O caso concreto: defesa ou calúnia?
Os fatos
O desembargador de um Tribunal Regional do Trabalho era relator de processo administrativo disciplinar contra outro magistrado trabalhista. O advogado deste magistrado protocolou reclamação disciplinar ao CNJ alegando que o desembargador-relator teria divulgado indevidamente documento sigiloso à imprensa.

Em sua resposta ao CNJ, o desembargador mencionou que o advogado poderia ter praticado o crime de calúnia previsto no art. 138 do Código Penal, ao fazer tal alegação sem fundamento.
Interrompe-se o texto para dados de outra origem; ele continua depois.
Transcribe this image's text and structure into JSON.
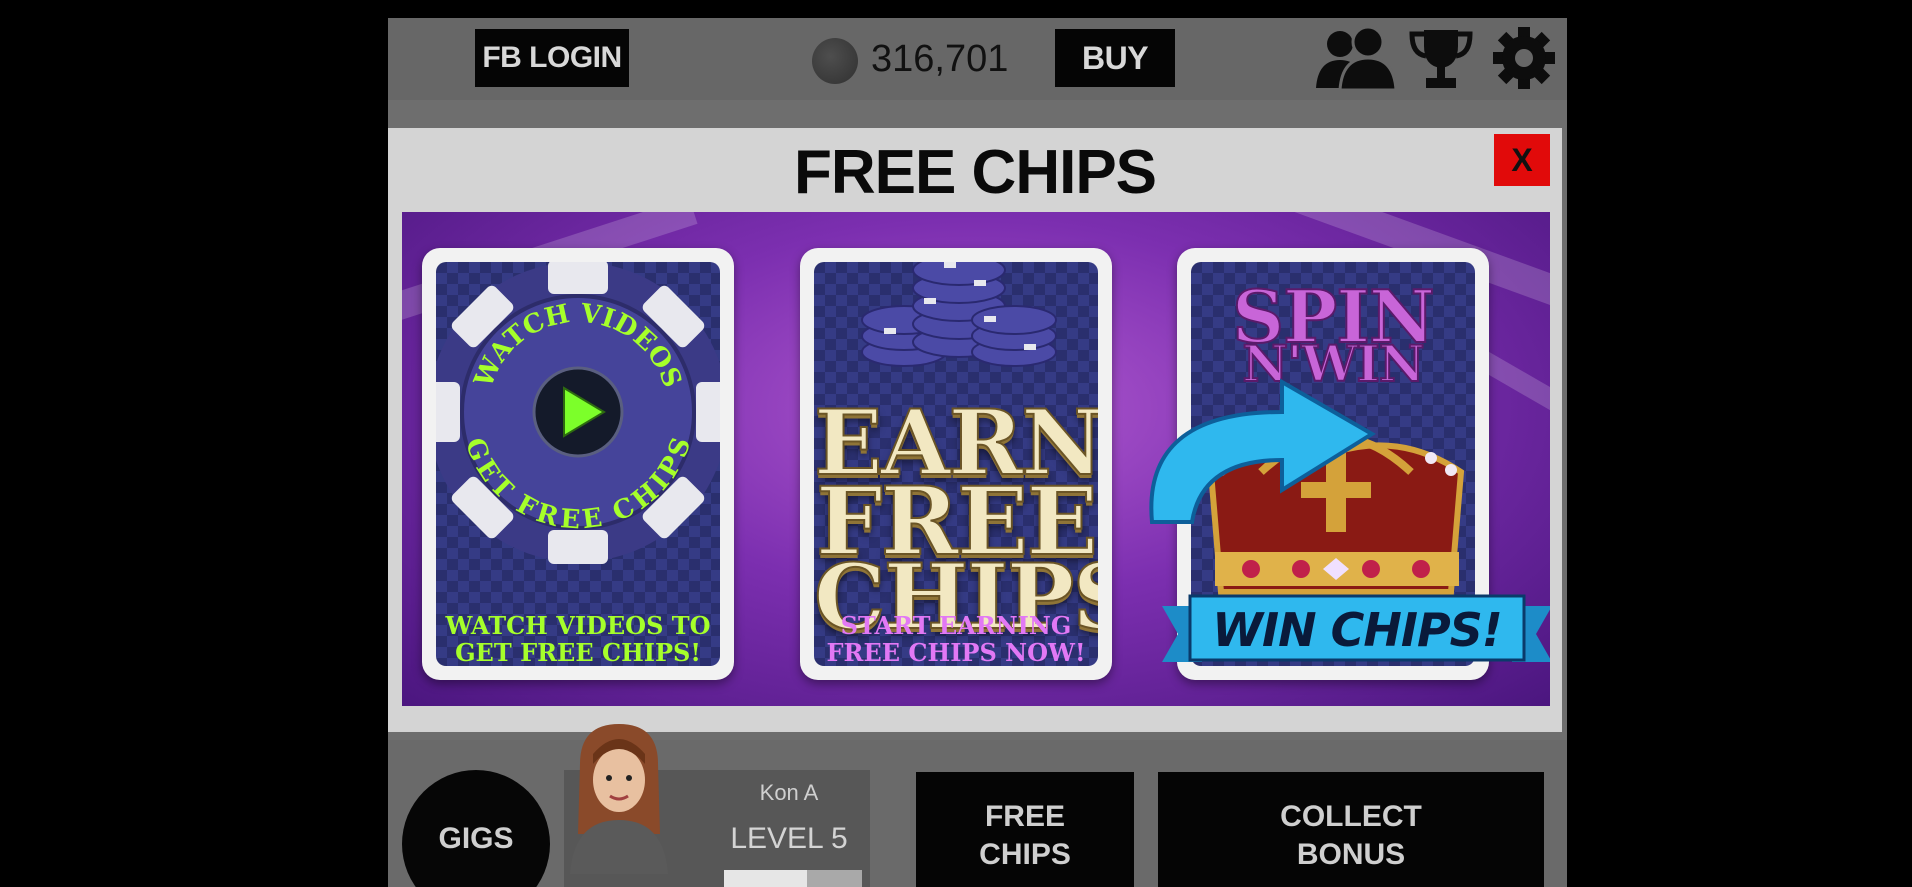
{
  "topbar": {
    "fb_login_label": "FB LOGIN",
    "chip_count": "316,701",
    "buy_label": "BUY",
    "icons": [
      "friends-icon",
      "trophy-icon",
      "gear-icon"
    ]
  },
  "dialog": {
    "title": "FREE CHIPS",
    "close_label": "X",
    "cards": [
      {
        "id": "watch-videos",
        "chip_text_top": "WATCH VIDEOS",
        "chip_text_bottom": "GET FREE CHIPS",
        "caption_line1": "WATCH VIDEOS TO",
        "caption_line2": "GET FREE CHIPS!"
      },
      {
        "id": "earn-free-chips",
        "title_line1": "EARN",
        "title_line2": "FREE",
        "title_line3": "CHIPS",
        "caption_line1": "START EARNING",
        "caption_line2": "FREE CHIPS NOW!"
      },
      {
        "id": "spin-n-win",
        "title_line1": "SPIN",
        "title_line2": "N'WIN",
        "ribbon_text": "WIN CHIPS!"
      }
    ]
  },
  "bottombar": {
    "gigs_label": "GIGS",
    "player_name": "Kon A",
    "player_level": "LEVEL 5",
    "level_progress": 0.6,
    "free_chips_line1": "FREE",
    "free_chips_line2": "CHIPS",
    "collect_line1": "COLLECT",
    "collect_line2": "BONUS"
  },
  "colors": {
    "close_red": "#e10a0a",
    "watch_caption_green": "#a6ff2a",
    "earn_caption_pink": "#e278f5",
    "banner_purple": "#7c2fb0",
    "ribbon_blue": "#2fb8ee"
  }
}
Sentindo-se ofendido, o advogado interpretou essa menção como uma imputação criminosa e ajuizou queixa-crime contra o desembargador, acusando-o de calúnia.
A tese da defesa
O desembargador sustentou que sua manifestação não configurou calúnia, pois:
- Não houve imputação direta de crime ao advogado
- A menção foi meramente hipotética, no contexto de defesa
- Não havia intenção de ofender, mas apenas de se defender
- A manifestação foi feita em procedimento sigiloso, sem repercussão pública
A decisão do STJ: animus defendendi prevalece
O voto do relator Ministro Raul Araújo
O ministro Raul Araújo, relator do caso, construiu sua fundamentação sobre dois pilares essenciais para compreender os crimes contra a honra:
1. Necessidade do animus caluniandi
Para configurar o crime de calúnia (art. 138, CP), não basta a imputação objetiva de crime falso. É indispensável o elemento subjetivo específico: o animus caluniandi, ou seja, a vontade livre e consciente de ofender a honra objetiva da vítima.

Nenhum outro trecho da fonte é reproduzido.